Hub: human reader surface (you don't run this; you suggest it)#
mainline hub export <dir> and mainline hub open build a static
HTML site over the local synced intent view. It is for humans, not
agents — agents use context / show / trace / gaps.
You should suggest the hub when the user asks one of:
- "What's the history of
<file>?" → hub's per-file page lists every intent that touched it. - "Who's been working on what lately?" → hub's index shows the recent intents table; the actor pages give per-author rollups.
- "Are there any conflicts or risky changes I should review?" → hub's risks page and graph (supersessions, conflicts_with, shares_file edges) put the answer one click away.
Concretely:
mainline hub open # build + open in the default browser
mainline hub export ./hub-snapshot # write a portable copy elsewhere
Both commands default the output to <os-temp>/mainline-hub/<repo>
so the static site never enters git.
Hub is read-only and rebuildable from the synced view; it never modifies repo files outside the user-chosen output directory.
What you do NOT need to run#
mainline sync— runs automatically insideseal --submitand whenever a fresh-data command (check,pin) needs it.mainline pin— runs automatically after every sync; the strategy cascade (tree_hash → commit_hash → goal_text) catches GitHub squash-merges with near-100 % reliability.mainline merge— humans merge via the GitHub PR UI; the nextmainline syncauto-pins the squash commit.
Do not run unless the user explicitly asks#
mainline pin <intent> <commit> # manual fallback
mainline merge --intent <id> # non-PR pipeline only
mainline init --rewire # repo setup repair
mainline doctor --setup --fix # repo setup repair
Encountering an uncovered commit (v0.3 rescue)#
If mainline status or mainline gaps flags an uncovered commit (one
that landed on main with no intent), pick the best path you still
can — ordered by reversibility, cheapest first:
-
Unpushed — undo and redo via the proper flow:
git reset --soft HEAD^ # un-commit, keep changes mainline start "<goal>" <continue normal flow> -
Pushed — backfill an intent that retroactively claims the commit:
mainline start "<why this commit was made>" --commits <sha> mainline append "<turn-by-turn description, post-hoc>" mainline seal --prepare > .ml-cache/seal.json <fill .ml-cache/seal.json> mainline seal --submit < .ml-cache/seal.jsonThe seal flow auto-pins the new intent to the listed commit on next
mainline sync. -
Routine (chore / format / version bump) — mark as deliberately skipped:
git commit --amend # add `Mainline-Skip: <reason>` trailerOr add a pattern in
.mainline/config.tomlunder[mainline.skip]so future similar commits classify automatically:[mainline.skip] patterns = ["^chore: format", "^bump:"] -
Already distributed, regrettably — accept uncovered. The mainline log is a record of reality, not aspiration.

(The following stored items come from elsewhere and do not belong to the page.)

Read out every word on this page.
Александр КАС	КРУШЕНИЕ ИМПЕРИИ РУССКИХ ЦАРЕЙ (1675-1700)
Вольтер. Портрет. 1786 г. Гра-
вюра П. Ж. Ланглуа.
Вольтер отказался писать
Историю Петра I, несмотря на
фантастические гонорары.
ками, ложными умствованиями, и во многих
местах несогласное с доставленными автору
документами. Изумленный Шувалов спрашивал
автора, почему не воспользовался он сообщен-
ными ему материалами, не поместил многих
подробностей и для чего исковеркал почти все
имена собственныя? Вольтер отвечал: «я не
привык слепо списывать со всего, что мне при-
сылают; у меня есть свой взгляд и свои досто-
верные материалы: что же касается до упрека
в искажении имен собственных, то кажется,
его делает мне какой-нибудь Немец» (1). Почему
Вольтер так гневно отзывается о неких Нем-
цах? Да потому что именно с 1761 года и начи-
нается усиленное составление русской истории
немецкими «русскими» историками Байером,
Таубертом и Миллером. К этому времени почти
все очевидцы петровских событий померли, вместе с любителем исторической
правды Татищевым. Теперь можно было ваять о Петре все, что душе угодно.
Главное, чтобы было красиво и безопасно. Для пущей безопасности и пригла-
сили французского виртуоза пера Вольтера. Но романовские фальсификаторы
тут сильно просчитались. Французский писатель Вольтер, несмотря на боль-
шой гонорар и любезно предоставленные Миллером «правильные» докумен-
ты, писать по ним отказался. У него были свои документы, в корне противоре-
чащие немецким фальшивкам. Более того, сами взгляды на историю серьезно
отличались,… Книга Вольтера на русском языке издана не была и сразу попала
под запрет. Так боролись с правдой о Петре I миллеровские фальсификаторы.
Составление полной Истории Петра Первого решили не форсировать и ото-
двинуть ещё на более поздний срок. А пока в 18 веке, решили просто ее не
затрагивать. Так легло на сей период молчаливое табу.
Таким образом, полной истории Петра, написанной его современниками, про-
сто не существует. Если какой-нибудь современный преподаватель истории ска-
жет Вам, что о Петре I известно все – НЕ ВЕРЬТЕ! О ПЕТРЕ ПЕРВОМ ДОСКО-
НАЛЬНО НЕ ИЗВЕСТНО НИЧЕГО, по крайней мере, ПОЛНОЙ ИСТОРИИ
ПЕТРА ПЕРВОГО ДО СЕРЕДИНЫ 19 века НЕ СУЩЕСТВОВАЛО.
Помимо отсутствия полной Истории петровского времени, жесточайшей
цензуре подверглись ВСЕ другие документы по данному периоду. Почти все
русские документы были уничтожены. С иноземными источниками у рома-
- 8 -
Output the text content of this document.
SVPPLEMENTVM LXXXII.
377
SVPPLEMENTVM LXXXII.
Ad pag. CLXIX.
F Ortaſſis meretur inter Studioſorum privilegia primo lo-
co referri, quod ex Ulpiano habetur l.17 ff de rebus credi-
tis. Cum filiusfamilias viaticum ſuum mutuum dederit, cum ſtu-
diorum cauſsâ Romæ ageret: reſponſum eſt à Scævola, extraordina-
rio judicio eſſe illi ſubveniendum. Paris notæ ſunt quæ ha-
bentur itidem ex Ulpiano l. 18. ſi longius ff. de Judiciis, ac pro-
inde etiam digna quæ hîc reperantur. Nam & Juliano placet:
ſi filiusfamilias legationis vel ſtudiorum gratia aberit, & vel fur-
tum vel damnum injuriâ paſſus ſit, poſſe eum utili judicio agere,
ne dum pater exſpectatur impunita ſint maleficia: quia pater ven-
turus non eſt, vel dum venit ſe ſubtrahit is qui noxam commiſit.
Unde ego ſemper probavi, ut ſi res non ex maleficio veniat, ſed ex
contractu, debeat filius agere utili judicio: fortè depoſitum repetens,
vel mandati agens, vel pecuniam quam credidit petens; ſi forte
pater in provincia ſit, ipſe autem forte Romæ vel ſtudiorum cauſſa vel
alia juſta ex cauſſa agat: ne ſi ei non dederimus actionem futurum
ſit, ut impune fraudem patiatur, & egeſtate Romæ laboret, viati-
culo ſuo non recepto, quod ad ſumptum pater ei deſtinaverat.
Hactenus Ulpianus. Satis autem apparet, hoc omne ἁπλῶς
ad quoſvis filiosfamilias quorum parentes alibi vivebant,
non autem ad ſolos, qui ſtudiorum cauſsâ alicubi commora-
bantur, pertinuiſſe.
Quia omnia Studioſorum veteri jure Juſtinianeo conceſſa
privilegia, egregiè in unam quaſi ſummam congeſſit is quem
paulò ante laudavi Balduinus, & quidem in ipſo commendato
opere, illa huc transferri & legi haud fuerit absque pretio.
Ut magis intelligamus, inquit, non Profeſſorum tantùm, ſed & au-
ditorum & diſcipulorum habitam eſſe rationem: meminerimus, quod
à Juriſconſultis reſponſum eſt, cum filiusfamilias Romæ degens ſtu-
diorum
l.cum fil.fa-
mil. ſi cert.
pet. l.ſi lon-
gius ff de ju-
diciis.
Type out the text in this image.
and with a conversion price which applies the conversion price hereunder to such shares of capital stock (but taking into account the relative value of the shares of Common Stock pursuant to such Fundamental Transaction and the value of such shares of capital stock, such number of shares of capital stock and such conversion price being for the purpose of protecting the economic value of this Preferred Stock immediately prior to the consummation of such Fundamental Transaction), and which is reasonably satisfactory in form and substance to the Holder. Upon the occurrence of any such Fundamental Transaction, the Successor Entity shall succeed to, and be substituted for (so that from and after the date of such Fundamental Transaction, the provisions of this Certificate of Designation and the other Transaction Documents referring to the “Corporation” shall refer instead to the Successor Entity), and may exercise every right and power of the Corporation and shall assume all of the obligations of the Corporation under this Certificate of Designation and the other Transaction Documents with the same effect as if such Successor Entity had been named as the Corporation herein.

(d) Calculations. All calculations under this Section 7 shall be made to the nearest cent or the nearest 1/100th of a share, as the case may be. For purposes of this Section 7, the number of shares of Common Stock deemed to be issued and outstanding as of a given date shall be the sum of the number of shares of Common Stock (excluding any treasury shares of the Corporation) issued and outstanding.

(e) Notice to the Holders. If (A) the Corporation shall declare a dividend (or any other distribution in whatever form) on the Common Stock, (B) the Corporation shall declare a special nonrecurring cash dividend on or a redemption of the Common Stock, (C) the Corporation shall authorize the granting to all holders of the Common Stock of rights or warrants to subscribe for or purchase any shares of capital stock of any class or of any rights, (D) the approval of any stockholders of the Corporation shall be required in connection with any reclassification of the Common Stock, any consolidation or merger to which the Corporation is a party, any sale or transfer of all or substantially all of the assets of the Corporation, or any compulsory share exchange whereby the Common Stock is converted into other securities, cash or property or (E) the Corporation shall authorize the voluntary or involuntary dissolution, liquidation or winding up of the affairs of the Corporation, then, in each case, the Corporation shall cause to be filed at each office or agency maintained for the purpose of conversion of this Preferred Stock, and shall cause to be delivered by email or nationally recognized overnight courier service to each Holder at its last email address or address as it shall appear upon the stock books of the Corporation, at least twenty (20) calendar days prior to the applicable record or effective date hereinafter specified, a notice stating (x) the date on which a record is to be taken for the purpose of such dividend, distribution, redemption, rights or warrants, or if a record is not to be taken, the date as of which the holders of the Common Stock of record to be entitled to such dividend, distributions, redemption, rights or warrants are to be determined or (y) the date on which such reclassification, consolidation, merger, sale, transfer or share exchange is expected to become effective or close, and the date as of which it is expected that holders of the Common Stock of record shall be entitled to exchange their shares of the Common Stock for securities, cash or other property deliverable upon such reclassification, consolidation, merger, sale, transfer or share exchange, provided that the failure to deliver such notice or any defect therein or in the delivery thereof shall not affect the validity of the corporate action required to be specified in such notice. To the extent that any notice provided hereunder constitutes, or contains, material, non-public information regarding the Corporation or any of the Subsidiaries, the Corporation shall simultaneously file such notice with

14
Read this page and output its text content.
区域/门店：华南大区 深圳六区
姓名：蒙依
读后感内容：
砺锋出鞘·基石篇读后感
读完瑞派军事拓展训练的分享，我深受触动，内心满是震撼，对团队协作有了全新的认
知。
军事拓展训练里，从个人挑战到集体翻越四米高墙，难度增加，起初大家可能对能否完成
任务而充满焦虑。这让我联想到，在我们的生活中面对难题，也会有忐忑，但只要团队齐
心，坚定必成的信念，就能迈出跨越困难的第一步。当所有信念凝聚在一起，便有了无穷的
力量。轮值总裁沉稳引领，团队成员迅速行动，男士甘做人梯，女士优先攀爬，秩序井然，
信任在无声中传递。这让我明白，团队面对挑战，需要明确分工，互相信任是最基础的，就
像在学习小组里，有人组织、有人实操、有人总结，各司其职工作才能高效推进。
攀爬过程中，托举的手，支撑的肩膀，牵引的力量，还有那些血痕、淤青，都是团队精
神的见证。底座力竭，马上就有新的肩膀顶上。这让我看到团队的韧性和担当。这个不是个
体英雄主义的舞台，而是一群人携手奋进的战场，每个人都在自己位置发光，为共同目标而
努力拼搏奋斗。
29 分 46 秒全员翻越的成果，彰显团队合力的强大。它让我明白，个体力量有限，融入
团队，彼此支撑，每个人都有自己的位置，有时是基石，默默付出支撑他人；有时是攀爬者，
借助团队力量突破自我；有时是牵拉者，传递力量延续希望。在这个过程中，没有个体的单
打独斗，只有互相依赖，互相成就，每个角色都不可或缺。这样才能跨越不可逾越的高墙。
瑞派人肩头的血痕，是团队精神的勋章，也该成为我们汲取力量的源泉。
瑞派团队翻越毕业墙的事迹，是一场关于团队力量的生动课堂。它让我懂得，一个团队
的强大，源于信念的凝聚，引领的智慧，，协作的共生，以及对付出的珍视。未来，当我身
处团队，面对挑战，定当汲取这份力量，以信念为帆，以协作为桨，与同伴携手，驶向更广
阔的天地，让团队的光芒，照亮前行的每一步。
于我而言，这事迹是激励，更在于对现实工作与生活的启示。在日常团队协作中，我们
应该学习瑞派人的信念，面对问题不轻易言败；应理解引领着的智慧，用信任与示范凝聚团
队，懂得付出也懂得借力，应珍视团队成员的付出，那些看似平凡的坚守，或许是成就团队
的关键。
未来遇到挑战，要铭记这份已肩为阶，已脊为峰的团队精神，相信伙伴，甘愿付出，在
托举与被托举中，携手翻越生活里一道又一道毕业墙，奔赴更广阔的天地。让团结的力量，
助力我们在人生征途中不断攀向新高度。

Seal snapshot contract (v0.3)#
mainline seal --prepare snapshots the worktree state (HEAD, branch,
clean/dirty/untracked) and persists it. mainline seal --submit
validates the live repo against that snapshot — HEAD drift, branch
drift, or dirty worktree all fail by default with a typed error. The
escape hatch is the explicit CLI flag --allow-dirty; even then, the
sealed event permanently records worktree_status so reviewers see
the audit trail.
Always commit your code BEFORE mainline seal --prepare. Untracked
files (planning docs, scratch notes) do not enter sealed evidence.